Степка вздохнул, совершенно как взрослый.
— Эх, мама, мама!… — с горечью пробормотал он. — Ты меня утешаешь, будто я Растрепка! А я взрослый человек.
— Я знаю.
Сзади засигналили, взметнулся снег, и какая-то здоровенная машина проползла мимо. Водитель в окно грозил ей кулаком и неслышно ругался.
Ольга от него отвернулась.
— И я еще хотел тебе сказать, мам… — Сын опять совершенно по-взрослому вздохнул, собираясь с мыслями. — Я хотел сказать, что, если папу посадят в тюрьму, я тогда тоже пойду и сяду в тюрьму!
— Степан!
— Нет, ты не волнуйся, мам.
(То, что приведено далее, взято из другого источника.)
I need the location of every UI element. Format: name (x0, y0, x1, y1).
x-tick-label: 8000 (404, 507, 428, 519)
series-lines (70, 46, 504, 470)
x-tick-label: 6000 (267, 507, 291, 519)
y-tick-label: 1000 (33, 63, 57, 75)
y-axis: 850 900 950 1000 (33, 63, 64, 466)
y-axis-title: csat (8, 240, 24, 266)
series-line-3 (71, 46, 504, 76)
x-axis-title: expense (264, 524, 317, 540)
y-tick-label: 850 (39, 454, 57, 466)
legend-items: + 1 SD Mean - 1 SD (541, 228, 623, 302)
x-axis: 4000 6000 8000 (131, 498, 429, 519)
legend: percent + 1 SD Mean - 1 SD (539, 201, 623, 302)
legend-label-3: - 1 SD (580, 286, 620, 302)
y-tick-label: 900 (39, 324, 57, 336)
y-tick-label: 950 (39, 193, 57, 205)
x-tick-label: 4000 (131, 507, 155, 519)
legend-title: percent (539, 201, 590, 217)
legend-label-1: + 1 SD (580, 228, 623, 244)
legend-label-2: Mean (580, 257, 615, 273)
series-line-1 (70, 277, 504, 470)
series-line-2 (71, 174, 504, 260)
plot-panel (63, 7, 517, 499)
Я в Интернете прочитал, что бывают такие колонии, где можно жить с детьми. Если его посадят в такую колонию…
— Степа, прекрати! — Она все-таки не выдержала, голос сорвался. — Прекрати сейчас же! Никто никого никуда не сажает! Не нужно тебе ни в какую колонию! Папа ни в чем не виноват, и скоро его выпустят.
— То-очно?
— Да. Точно.
И она осторожно выключила телефон.
«Господи, помоги мне! Отец в тюрьме, ребенок собирается на поселение, а мать, как пить дать, готовится в разведшколу!»
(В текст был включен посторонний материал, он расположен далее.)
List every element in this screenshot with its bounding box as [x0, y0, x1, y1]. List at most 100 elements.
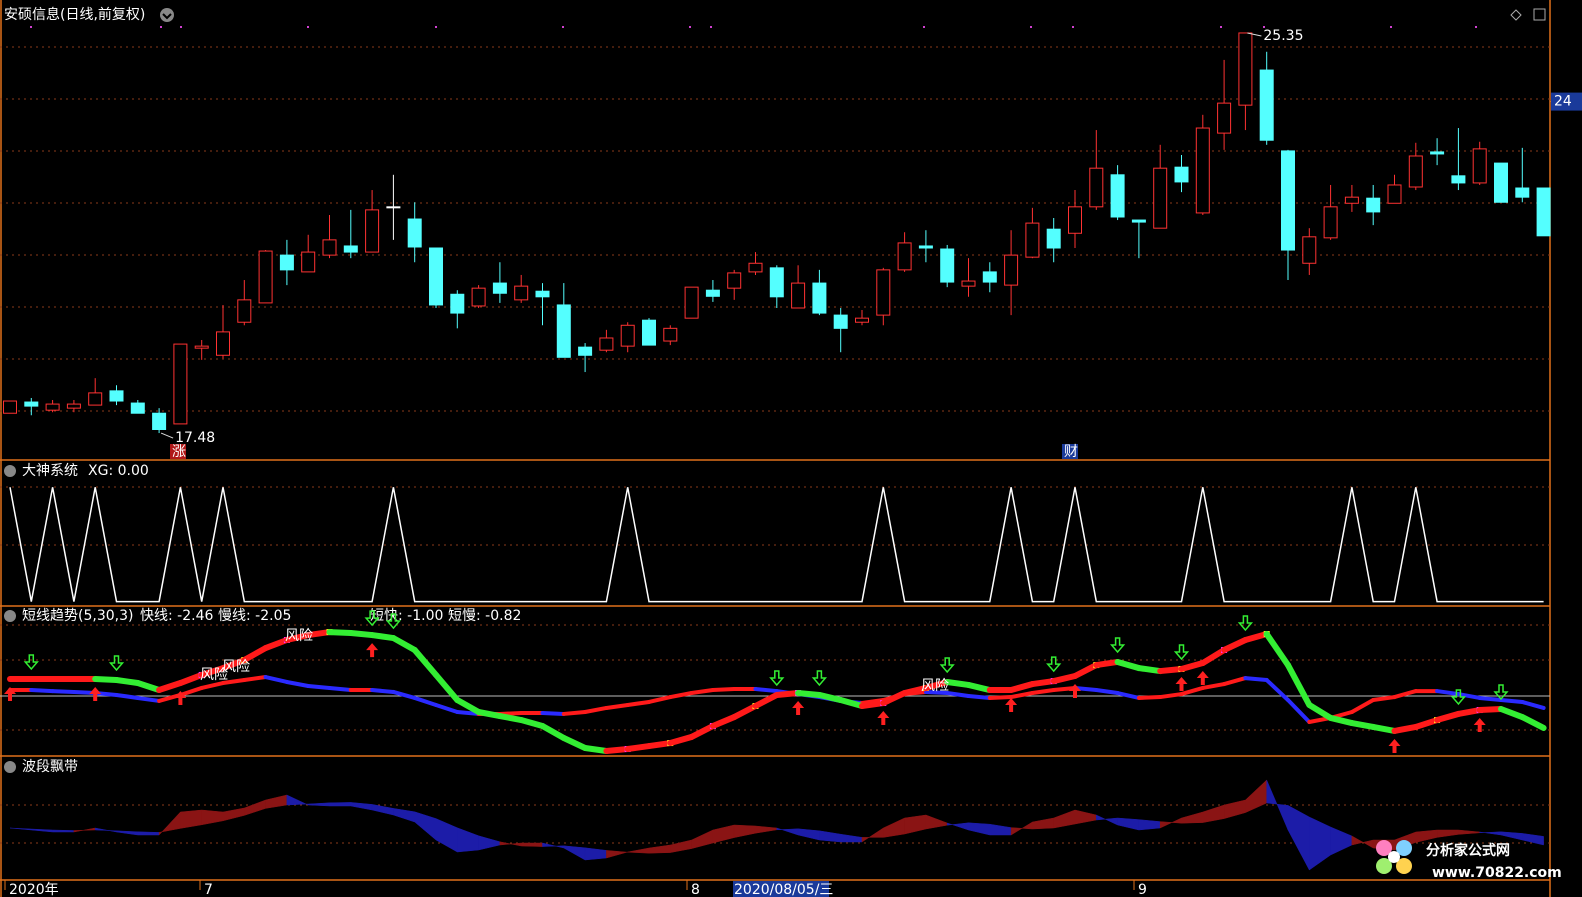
slow-segment	[263, 675, 289, 684]
badge	[170, 444, 186, 459]
candle-body	[1259, 69, 1274, 141]
marker-dot	[160, 26, 162, 28]
candle-body	[152, 412, 167, 430]
slow-segment	[1456, 692, 1482, 700]
candle-body	[620, 324, 635, 347]
fast-segment	[1285, 662, 1313, 708]
badge-label: 涨	[172, 444, 186, 460]
candle-body	[556, 304, 571, 358]
x-tick-label: 8	[691, 882, 700, 897]
watermark: 分析家公式网 www.70822.com	[1376, 840, 1562, 881]
fast-segment	[1263, 631, 1291, 669]
candle-body	[897, 242, 912, 271]
fast-segment	[944, 678, 972, 688]
slow-segment	[1435, 689, 1461, 697]
candle-body	[642, 319, 656, 346]
slow-segment	[647, 695, 673, 704]
slow-segment	[966, 694, 992, 700]
candle-body	[429, 247, 443, 306]
candle-body	[1004, 254, 1019, 286]
fast-segment	[1008, 681, 1036, 694]
candle-body	[322, 239, 337, 256]
slow-segment	[370, 688, 396, 694]
candle-body	[599, 337, 614, 351]
slow-segment	[1009, 691, 1035, 700]
candle-body	[1387, 184, 1402, 204]
fast-segment	[92, 675, 120, 684]
risk-label: 风险	[921, 678, 949, 694]
slow-segment	[178, 685, 204, 697]
candle-body	[109, 390, 124, 402]
fast-segment	[1199, 647, 1228, 667]
fast-segment	[113, 677, 141, 687]
logo-petal	[1396, 840, 1412, 856]
candle-body	[1515, 187, 1530, 198]
candle-body	[833, 314, 848, 329]
candle-body	[407, 218, 422, 248]
fast-segment	[1178, 660, 1206, 672]
fast-segment	[773, 690, 802, 698]
fast-segment	[1391, 723, 1419, 734]
x-tick-label: 7	[204, 882, 213, 897]
slow-segment	[1243, 676, 1269, 683]
fast-segment	[880, 690, 908, 707]
sell-arrow	[108, 655, 125, 672]
slow-segment	[1136, 695, 1163, 700]
pane-menu-icon[interactable]	[4, 761, 16, 773]
date-highlight	[733, 881, 829, 897]
candle-body	[1323, 206, 1338, 239]
candle-body	[1068, 206, 1082, 234]
slow-segment	[710, 686, 737, 693]
chart-title: 安硕信息(日线,前复权)	[4, 6, 145, 23]
risk-label: 风险	[285, 628, 313, 644]
pane-legend: XG: 0.00	[88, 463, 149, 479]
slow-segment	[753, 686, 779, 694]
fast-segment	[1242, 631, 1270, 644]
x-tick-label: 9	[1138, 882, 1147, 897]
candle-body	[1089, 167, 1104, 208]
slow-segment	[1286, 698, 1312, 724]
toolbar-icon[interactable]	[1510, 9, 1522, 21]
candle-body	[1494, 162, 1508, 203]
fast-segment	[1476, 706, 1504, 714]
buy-arrow	[1196, 671, 1209, 686]
candle-body	[961, 280, 976, 287]
sell-arrow	[1493, 684, 1509, 701]
marker-dot	[923, 26, 925, 28]
low-label: 17.48	[175, 430, 215, 446]
toolbar-icon[interactable]	[1533, 8, 1546, 21]
title-menu-chevron	[162, 13, 172, 20]
candle-body	[1536, 187, 1551, 237]
slow-segment	[1179, 685, 1205, 697]
slow-segment	[1392, 689, 1418, 700]
fast-segment	[1093, 658, 1121, 669]
fast-segment	[731, 703, 759, 721]
fast-segment	[262, 637, 290, 652]
candle-body	[45, 403, 60, 411]
candle-body	[1195, 127, 1210, 214]
fast-segment	[220, 657, 248, 672]
marker-dot	[307, 26, 309, 28]
candle-body	[66, 403, 81, 409]
candle-body	[1430, 151, 1445, 155]
candle-body	[471, 287, 486, 307]
badge-label: 财	[1064, 444, 1078, 460]
candle-body	[1344, 196, 1359, 204]
fast-segment	[198, 665, 226, 678]
pane-title: 大神系统	[22, 463, 78, 479]
candle-body	[365, 209, 380, 253]
fast-segment	[1370, 723, 1398, 734]
fast-segment	[1306, 701, 1334, 721]
slow-segment	[1094, 688, 1120, 696]
fast-segment	[1135, 665, 1164, 675]
pane-menu-icon[interactable]	[4, 610, 16, 622]
title-menu-icon[interactable]	[160, 8, 174, 22]
fast-segment	[1519, 714, 1547, 731]
pane-menu-icon[interactable]	[4, 465, 16, 477]
fast-segment	[496, 713, 525, 724]
sell-arrow	[1237, 615, 1254, 632]
candle-body	[450, 293, 465, 314]
fast-segment	[1029, 678, 1057, 688]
Глядя в зеркало заднего вида, Ольга кое-как приткнула машину к сугробу. Надо бы еще подвинуть, но ничего не видно, и даже окно не открыть! В мороз стеклоподъемники не работают, а зеркала замерзают, вот она какая, русская зима!
Что она станет говорить комендантше, о чем ее спрашивать?! Ольга вышла из машины, перелезла через сугроб и пошла к невысокому крылечку, справа от которого помещалось забитое фанерой окно, а слева — лохматая от оторвавшихся бумажек доска объявлений. Бумажки трепетали на ветру, и казалось, что доска шевелится, сбрасывает кожу, как змея.
Ольге стало противно.
Она была здесь несколько раз, когда Кузе взбредала в голову фантазия отпраздновать свой день рождения «дома», и на уговоры поехать на природу, или к ним, или к Арине, или к Хохлову он не поддавался.
Она помнила смертную тоску длинных и темных коридоров, тесноту «холлов» — так почему-то назывались лестничные клетушки, окна, которые не мылись никогда, детские коляски в углах, запах пережаренного лука и постного масла — глухой, убогий, будто военный быт, вызывающий в своем крайнем нищенстве, выставленном напоказ.
Ведь, черт побери, окна можно помыть, вместо фанеры вставить стекло, — чай, не при Иване Грозной живем, стекло не на вес золота! — «холл» замкнуть на ключ, чтобы не лезли посторонние, с плиты сгрести многолетний жир, старые обои, отстававшие длинными языками, поотрывать и наклеить новые, в веселенький цветочек, все не так погано!…
Но нет.
Люди жили здесь годами, а некоторые и умирали тут же, в нищете и грязи, и все в ожидании «лучшей доли», которая вот-вот должна на них откуда-то свалиться, да никак не валится!